Read through the WSO HF forum and you’ll pick things up slowly, some good quality posts on there. Helped me a ton a few years ago. 
 

Best thing you can do is pick a stock and start modelling out the quarters (revenue build and income statement), read through the transcripts, annual reports, presentations, etc and figure out what’s driving this business? How does the stock react? What are the profit drivers/growth drivers? What is happening QoQ and what is happening to management’s guidance? How does the multiple change as these core drivers are going from +5% to +7%? 
 

Stock pitches should be short, focused on your thesis and catalyst with a good understanding of what the bull/bear debate is and where you could be wrong. That’s the job of an analyst. 
 

MMHF recruiting is not like PE, your bank/group has minimal impact vs your own ability and demonstrable interest in publics. IB is a fine starting point but you will need to do extra work to be interview ready. I would suggest programs like P72 experienced academy and Marshall wace elevate which provide sellsiders training for HF, it’s a materially different skillset, the only real overlap is modelling.
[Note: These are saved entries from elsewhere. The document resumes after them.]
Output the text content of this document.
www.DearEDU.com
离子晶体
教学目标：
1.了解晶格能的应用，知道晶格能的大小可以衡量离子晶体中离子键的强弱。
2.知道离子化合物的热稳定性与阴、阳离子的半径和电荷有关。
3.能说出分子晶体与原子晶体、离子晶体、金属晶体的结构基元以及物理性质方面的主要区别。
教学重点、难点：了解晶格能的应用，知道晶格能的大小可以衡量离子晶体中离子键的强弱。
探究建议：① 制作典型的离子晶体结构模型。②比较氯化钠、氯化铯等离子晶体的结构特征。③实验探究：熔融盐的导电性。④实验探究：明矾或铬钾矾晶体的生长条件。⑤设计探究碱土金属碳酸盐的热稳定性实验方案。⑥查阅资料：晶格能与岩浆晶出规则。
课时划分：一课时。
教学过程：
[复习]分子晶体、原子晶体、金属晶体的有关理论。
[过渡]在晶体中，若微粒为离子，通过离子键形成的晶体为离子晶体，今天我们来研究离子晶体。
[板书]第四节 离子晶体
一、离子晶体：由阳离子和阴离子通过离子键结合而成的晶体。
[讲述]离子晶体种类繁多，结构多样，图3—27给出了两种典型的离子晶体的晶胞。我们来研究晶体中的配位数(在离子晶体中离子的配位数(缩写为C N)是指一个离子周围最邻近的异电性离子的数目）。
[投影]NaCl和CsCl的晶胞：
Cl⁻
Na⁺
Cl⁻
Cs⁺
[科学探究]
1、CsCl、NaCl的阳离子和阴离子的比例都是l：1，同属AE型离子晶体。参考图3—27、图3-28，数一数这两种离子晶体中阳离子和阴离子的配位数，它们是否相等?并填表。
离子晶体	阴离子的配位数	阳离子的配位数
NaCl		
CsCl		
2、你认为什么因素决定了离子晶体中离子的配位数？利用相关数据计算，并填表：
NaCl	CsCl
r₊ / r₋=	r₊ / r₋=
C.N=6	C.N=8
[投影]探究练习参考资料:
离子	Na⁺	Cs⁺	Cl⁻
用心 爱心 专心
If you can gun for the graduate programs at P/C/M, I’d also try for those

 

It can sometimes come down to "luck" (i.e., covering the right sector, making the right connections, or talking to the right recruiter) when moving from IB to a top-tier hedge fund. However, it's definitely possible. A friend of mine went from a Tier 2 bulge bracket in London to Bridgewater (in Connecticut), and if that's your end-goal, breaking in early is the best option (as you would, obviously, learn most about the job you want to have by doing that job in the first place).

That said, most people I know at top hedge funds took a more conventional path (GS/MS/JPM to KKR/Apollo to Elliott, or even tier 2 BB to MM PE to Citadel). So don't worry if you don't land that TCI seat immediately after IB, there are plenty of viable paths.